Table 3 and FIG. 7 show that the high retention magnets (7) and (8) of the present invention can exhibit higher coercive force and squareness than the original magnet. In particular, in the high retention magnet (8) obtained by heat-treating the magnet and the heavy rare earth metal source in the presence of Ca vapor generated using the Al ₄ Ca alloy, the coercive force is particularly improved, It is also shown that the squareness can be maintained at a high level.
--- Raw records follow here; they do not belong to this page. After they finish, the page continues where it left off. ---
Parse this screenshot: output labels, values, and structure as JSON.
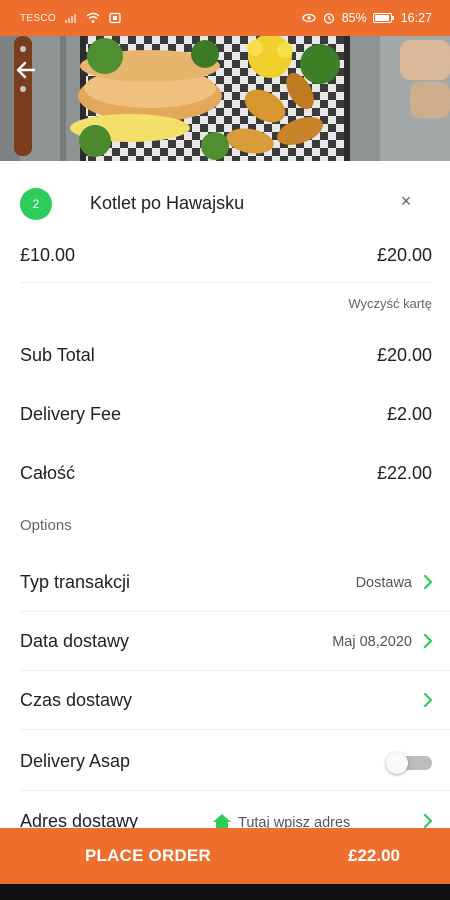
{
  "status_bar": {
    "carrier": "TESCO",
    "battery": "85%",
    "time": "16:27"
  },
  "header": {
    "back_icon": "arrow-left-icon",
    "hero_image": "food-photo"
  },
  "cart_item": {
    "quantity": "2",
    "name": "Kotlet po Hawajsku",
    "unit_price": "£10.00",
    "line_total": "£20.00"
  },
  "clear_cart_label": "Wyczyść kartę",
  "summary": {
    "subtotal_label": "Sub Total",
    "subtotal_value": "£20.00",
    "delivery_fee_label": "Delivery Fee",
    "delivery_fee_value": "£2.00",
    "total_label": "Całość",
    "total_value": "£22.00"
  },
  "options": {
    "title": "Options",
    "transaction_type": {
      "label": "Typ transakcji",
      "value": "Dostawa"
    },
    "delivery_date": {
      "label": "Data dostawy",
      "value": "Maj 08,2020"
    },
    "delivery_time": {
      "label": "Czas dostawy",
      "value": ""
    },
    "delivery_asap": {
      "label": "Delivery Asap",
      "enabled": false
    },
    "delivery_address": {
      "label": "Adres dostawy",
      "placeholder": "Tutaj wpisz adres"
    }
  },
  "place_order": {
    "label": "PLACE ORDER",
    "total": "£22.00"
  },
  "colors": {
    "accent": "#ee6f2d",
    "badge": "#2ecc5a",
    "chevron": "#2ecc5a"
  }
}
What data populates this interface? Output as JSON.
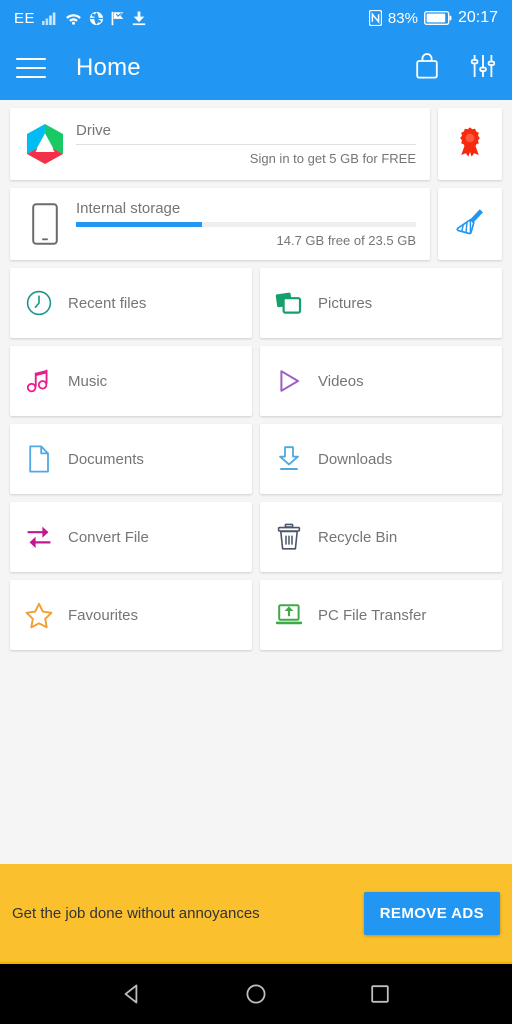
{
  "status_bar": {
    "carrier": "EE",
    "battery_percent": "83%",
    "time": "20:17",
    "icons": [
      "signal-bars-icon",
      "wifi-icon",
      "globe-icon",
      "flag-icon",
      "download-icon",
      "nfc-icon",
      "battery-icon"
    ],
    "background_color": "#2196f3"
  },
  "app_bar": {
    "title": "Home",
    "menu_icon": "hamburger-menu-icon",
    "shop_icon": "shopping-bag-icon",
    "settings_icon": "sliders-settings-icon",
    "background_color": "#2196f3"
  },
  "storage": {
    "drive": {
      "label": "Drive",
      "sub": "Sign in to get 5 GB for FREE",
      "icon": "drive-hexagon-logo",
      "badge_icon": "award-ribbon-icon"
    },
    "internal": {
      "label": "Internal storage",
      "sub": "14.7 GB free of 23.5 GB",
      "icon": "phone-icon",
      "progress_percent": 37,
      "progress_color": "#2196f3",
      "cleaner_icon": "broom-icon"
    }
  },
  "grid": {
    "tiles": [
      {
        "label": "Recent files",
        "icon": "clock-icon",
        "color": "#1e9688"
      },
      {
        "label": "Pictures",
        "icon": "photos-stack-icon",
        "color": "#13a06a"
      },
      {
        "label": "Music",
        "icon": "music-note-icon",
        "color": "#e91e8c"
      },
      {
        "label": "Videos",
        "icon": "play-triangle-icon",
        "color": "#9c5fc4"
      },
      {
        "label": "Documents",
        "icon": "document-page-icon",
        "color": "#4fa8e0"
      },
      {
        "label": "Downloads",
        "icon": "download-arrow-icon",
        "color": "#4fa8e0"
      },
      {
        "label": "Convert File",
        "icon": "convert-arrows-icon",
        "color": "#c2188d"
      },
      {
        "label": "Recycle Bin",
        "icon": "trash-bin-icon",
        "color": "#4b5566"
      },
      {
        "label": "Favourites",
        "icon": "star-outline-icon",
        "color": "#f0a030"
      },
      {
        "label": "PC File Transfer",
        "icon": "laptop-upload-icon",
        "color": "#3faa49"
      }
    ]
  },
  "ad_banner": {
    "text": "Get the job done without annoyances",
    "button_label": "REMOVE ADS",
    "background_color": "#fbc02d",
    "button_color": "#2196f3"
  },
  "nav_bar": {
    "back_icon": "back-triangle-icon",
    "home_icon": "home-circle-icon",
    "recents_icon": "recents-square-icon"
  }
}
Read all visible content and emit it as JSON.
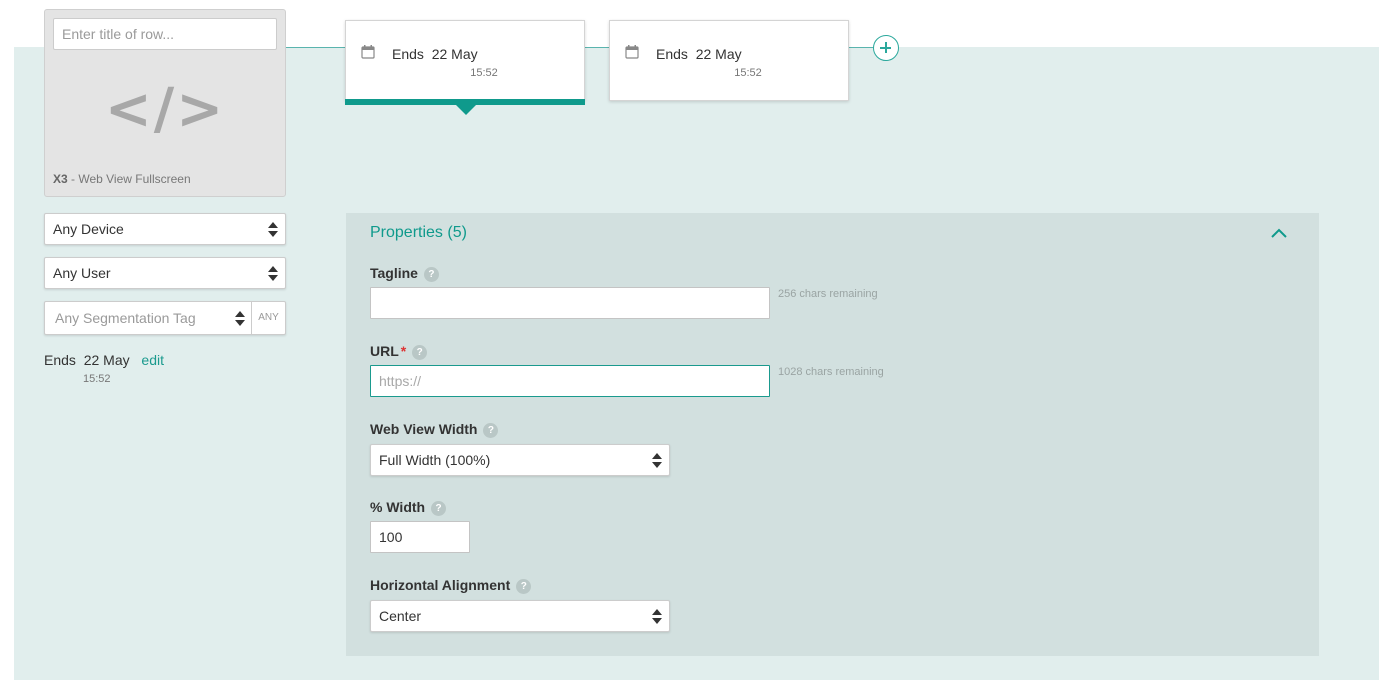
{
  "row": {
    "title_placeholder": "Enter title of row...",
    "glyph": "</>",
    "type_code": "X3",
    "type_name": " - Web View Fullscreen"
  },
  "filters": {
    "device": "Any Device",
    "user": "Any User",
    "segmentation_placeholder": "Any Segmentation Tag",
    "segmentation_any": "ANY"
  },
  "schedule_summary": {
    "ends_label": "Ends",
    "date": "22 May",
    "edit_label": "edit",
    "time": "15:52"
  },
  "schedules": [
    {
      "label": "Ends",
      "date": "22 May",
      "time": "15:52",
      "active": true
    },
    {
      "label": "Ends",
      "date": "22 May",
      "time": "15:52",
      "active": false
    }
  ],
  "properties": {
    "title": "Properties (5)",
    "tagline": {
      "label": "Tagline",
      "value": "",
      "chars_remaining": "256 chars remaining"
    },
    "url": {
      "label": "URL",
      "required_mark": "*",
      "placeholder": "https://",
      "value": "",
      "chars_remaining": "1028 chars remaining"
    },
    "web_view_width": {
      "label": "Web View Width",
      "value": "Full Width (100%)"
    },
    "percent_width": {
      "label": "% Width",
      "value": "100"
    },
    "horizontal_alignment": {
      "label": "Horizontal Alignment",
      "value": "Center"
    },
    "help_glyph": "?"
  },
  "colors": {
    "accent": "#0f9a8c",
    "stage_bg": "#e1eeed",
    "panel_bg": "#d2e0df"
  }
}
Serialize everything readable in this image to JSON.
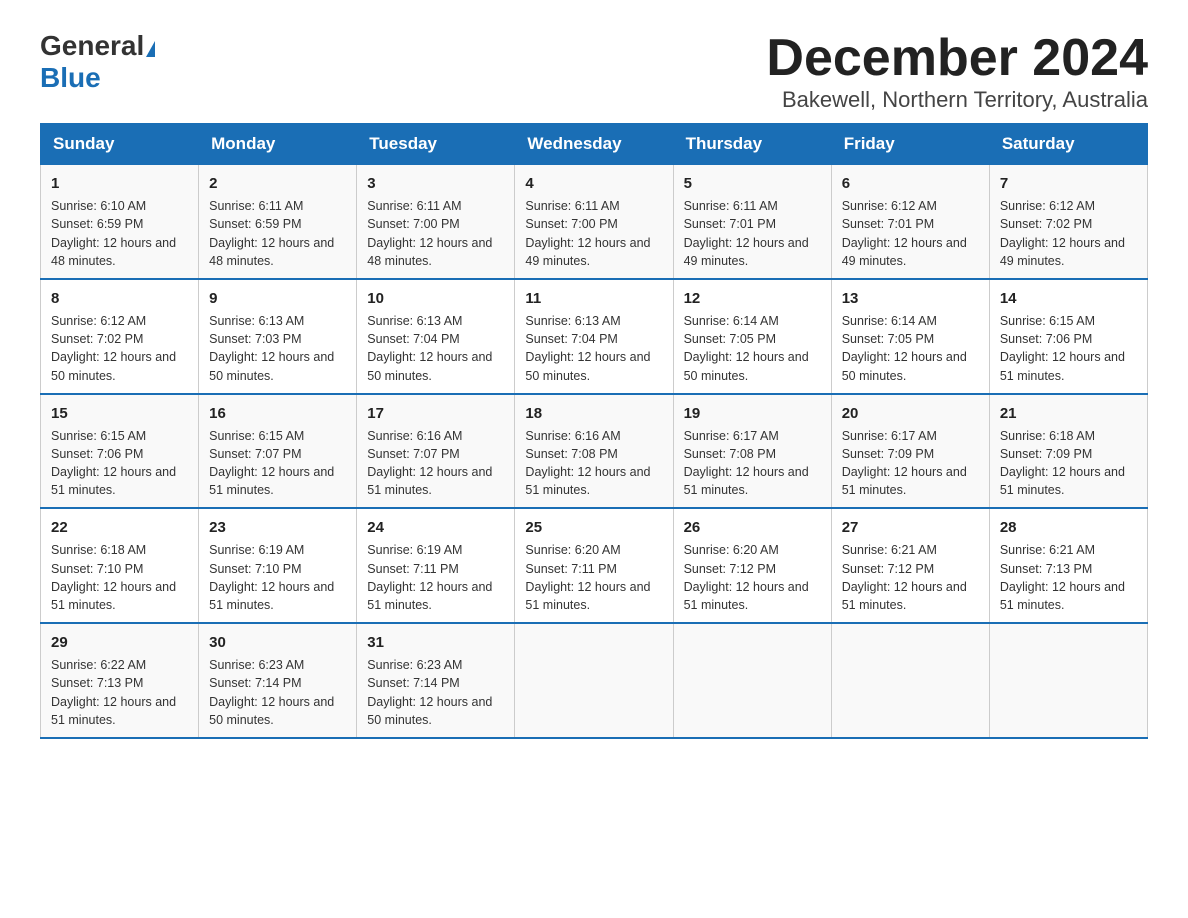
{
  "logo": {
    "general": "General",
    "blue": "Blue"
  },
  "title": "December 2024",
  "subtitle": "Bakewell, Northern Territory, Australia",
  "days_of_week": [
    "Sunday",
    "Monday",
    "Tuesday",
    "Wednesday",
    "Thursday",
    "Friday",
    "Saturday"
  ],
  "weeks": [
    [
      {
        "day": "1",
        "sunrise": "6:10 AM",
        "sunset": "6:59 PM",
        "daylight": "12 hours and 48 minutes."
      },
      {
        "day": "2",
        "sunrise": "6:11 AM",
        "sunset": "6:59 PM",
        "daylight": "12 hours and 48 minutes."
      },
      {
        "day": "3",
        "sunrise": "6:11 AM",
        "sunset": "7:00 PM",
        "daylight": "12 hours and 48 minutes."
      },
      {
        "day": "4",
        "sunrise": "6:11 AM",
        "sunset": "7:00 PM",
        "daylight": "12 hours and 49 minutes."
      },
      {
        "day": "5",
        "sunrise": "6:11 AM",
        "sunset": "7:01 PM",
        "daylight": "12 hours and 49 minutes."
      },
      {
        "day": "6",
        "sunrise": "6:12 AM",
        "sunset": "7:01 PM",
        "daylight": "12 hours and 49 minutes."
      },
      {
        "day": "7",
        "sunrise": "6:12 AM",
        "sunset": "7:02 PM",
        "daylight": "12 hours and 49 minutes."
      }
    ],
    [
      {
        "day": "8",
        "sunrise": "6:12 AM",
        "sunset": "7:02 PM",
        "daylight": "12 hours and 50 minutes."
      },
      {
        "day": "9",
        "sunrise": "6:13 AM",
        "sunset": "7:03 PM",
        "daylight": "12 hours and 50 minutes."
      },
      {
        "day": "10",
        "sunrise": "6:13 AM",
        "sunset": "7:04 PM",
        "daylight": "12 hours and 50 minutes."
      },
      {
        "day": "11",
        "sunrise": "6:13 AM",
        "sunset": "7:04 PM",
        "daylight": "12 hours and 50 minutes."
      },
      {
        "day": "12",
        "sunrise": "6:14 AM",
        "sunset": "7:05 PM",
        "daylight": "12 hours and 50 minutes."
      },
      {
        "day": "13",
        "sunrise": "6:14 AM",
        "sunset": "7:05 PM",
        "daylight": "12 hours and 50 minutes."
      },
      {
        "day": "14",
        "sunrise": "6:15 AM",
        "sunset": "7:06 PM",
        "daylight": "12 hours and 51 minutes."
      }
    ],
    [
      {
        "day": "15",
        "sunrise": "6:15 AM",
        "sunset": "7:06 PM",
        "daylight": "12 hours and 51 minutes."
      },
      {
        "day": "16",
        "sunrise": "6:15 AM",
        "sunset": "7:07 PM",
        "daylight": "12 hours and 51 minutes."
      },
      {
        "day": "17",
        "sunrise": "6:16 AM",
        "sunset": "7:07 PM",
        "daylight": "12 hours and 51 minutes."
      },
      {
        "day": "18",
        "sunrise": "6:16 AM",
        "sunset": "7:08 PM",
        "daylight": "12 hours and 51 minutes."
      },
      {
        "day": "19",
        "sunrise": "6:17 AM",
        "sunset": "7:08 PM",
        "daylight": "12 hours and 51 minutes."
      },
      {
        "day": "20",
        "sunrise": "6:17 AM",
        "sunset": "7:09 PM",
        "daylight": "12 hours and 51 minutes."
      },
      {
        "day": "21",
        "sunrise": "6:18 AM",
        "sunset": "7:09 PM",
        "daylight": "12 hours and 51 minutes."
      }
    ],
    [
      {
        "day": "22",
        "sunrise": "6:18 AM",
        "sunset": "7:10 PM",
        "daylight": "12 hours and 51 minutes."
      },
      {
        "day": "23",
        "sunrise": "6:19 AM",
        "sunset": "7:10 PM",
        "daylight": "12 hours and 51 minutes."
      },
      {
        "day": "24",
        "sunrise": "6:19 AM",
        "sunset": "7:11 PM",
        "daylight": "12 hours and 51 minutes."
      },
      {
        "day": "25",
        "sunrise": "6:20 AM",
        "sunset": "7:11 PM",
        "daylight": "12 hours and 51 minutes."
      },
      {
        "day": "26",
        "sunrise": "6:20 AM",
        "sunset": "7:12 PM",
        "daylight": "12 hours and 51 minutes."
      },
      {
        "day": "27",
        "sunrise": "6:21 AM",
        "sunset": "7:12 PM",
        "daylight": "12 hours and 51 minutes."
      },
      {
        "day": "28",
        "sunrise": "6:21 AM",
        "sunset": "7:13 PM",
        "daylight": "12 hours and 51 minutes."
      }
    ],
    [
      {
        "day": "29",
        "sunrise": "6:22 AM",
        "sunset": "7:13 PM",
        "daylight": "12 hours and 51 minutes."
      },
      {
        "day": "30",
        "sunrise": "6:23 AM",
        "sunset": "7:14 PM",
        "daylight": "12 hours and 50 minutes."
      },
      {
        "day": "31",
        "sunrise": "6:23 AM",
        "sunset": "7:14 PM",
        "daylight": "12 hours and 50 minutes."
      },
      null,
      null,
      null,
      null
    ]
  ]
}
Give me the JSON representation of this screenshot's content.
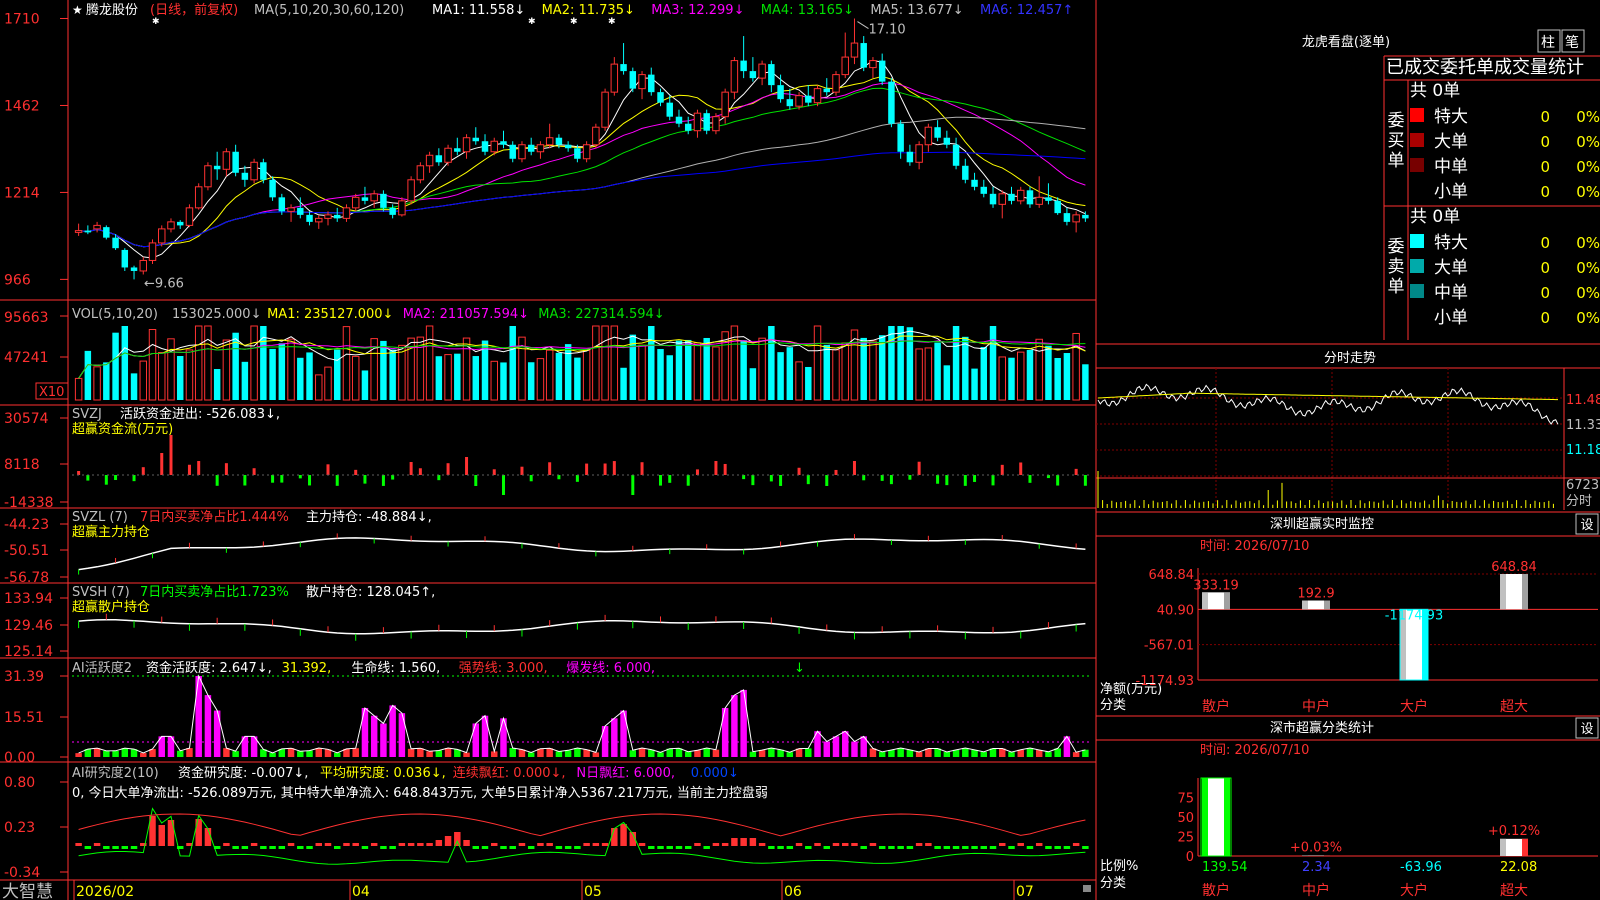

  According to the method of the present invention, the heavy rare earth metal component can be selectively present in the grain boundary phase while being hardly taken into the main phase of the magnet. For this reason, it becomes possible to improve a coercive force. Furthermore, according to the method of the present invention, a decrease in residual magnetic flux density can be suppressed / prevented. For this reason, saving of scarce resources and reduction of magnet cost can be achieved.

Claims (8)

  Nd-Fe-B magnets in the presence of calcium vapor, and at least one metal halide selected from the group consisting of praseodymium (Pr), dysprosium (Dy), terbium (Tb) and holmium (Ho), Grain boundary modification method for Nd-Fe-B magnets, comprising heat-treating an oxide or acid halide to diffuse the metal from the surface layer of the Nd-Fe-B magnets to the inside. . The method of claim 1, wherein the calcium vapor is generated by holding calcium, calcium hydride (CaH ₂ ) under reduced pressure. The calcium vapor keeps the alloy containing calcium and metal A, a composite having a calcium-containing material and a material containing metal A, or the calcium-containing material and the material containing metal A separately under reduced pressure. Generated by
The method according to claim 1, wherein the metal A has the same melting point as or lower than the melting point of calcium and lower than the melting point of the grain boundary phase of the Nd—Fe—B magnet. The calcium vapor is calcium, calcium hydride (CaH ₂ ), an alloy containing calcium and metal A, a composite having a calcium-containing material and a material containing metal A, or a material containing a calcium-containing material and metal A 4. The method according to claim 2 or 3, wherein is produced separately by keeping them under a reduced pressure of 1-1.times.10.sup.- ⁷ Torr. Contains the Nd-Fe-B magnet, the metal halide, oxide or acid halide, and calcium, calcium hydride (CaH ₂ ), an alloy containing calcium and metal A, a calcium-containing material and metal A The method according to claim 2 or 3, wherein the heat treatment is performed in a state where the composite containing the material to be processed or the mixture of the calcium-containing material and the material containing metal A is sealed with a metal material that does not react with calcium vapor.   The method of any one of Claims 1-4 which heat-processes in the state which coat | covered the said Nd-Fe-B type magnet surface with the halide, oxide, or acid halide of the said metal.   The method according to claim 1, wherein the heat treatment is performed at 700 to 1000 ° C.   The method according to claim 1, wherein an aging treatment is further performed after the heat treatment.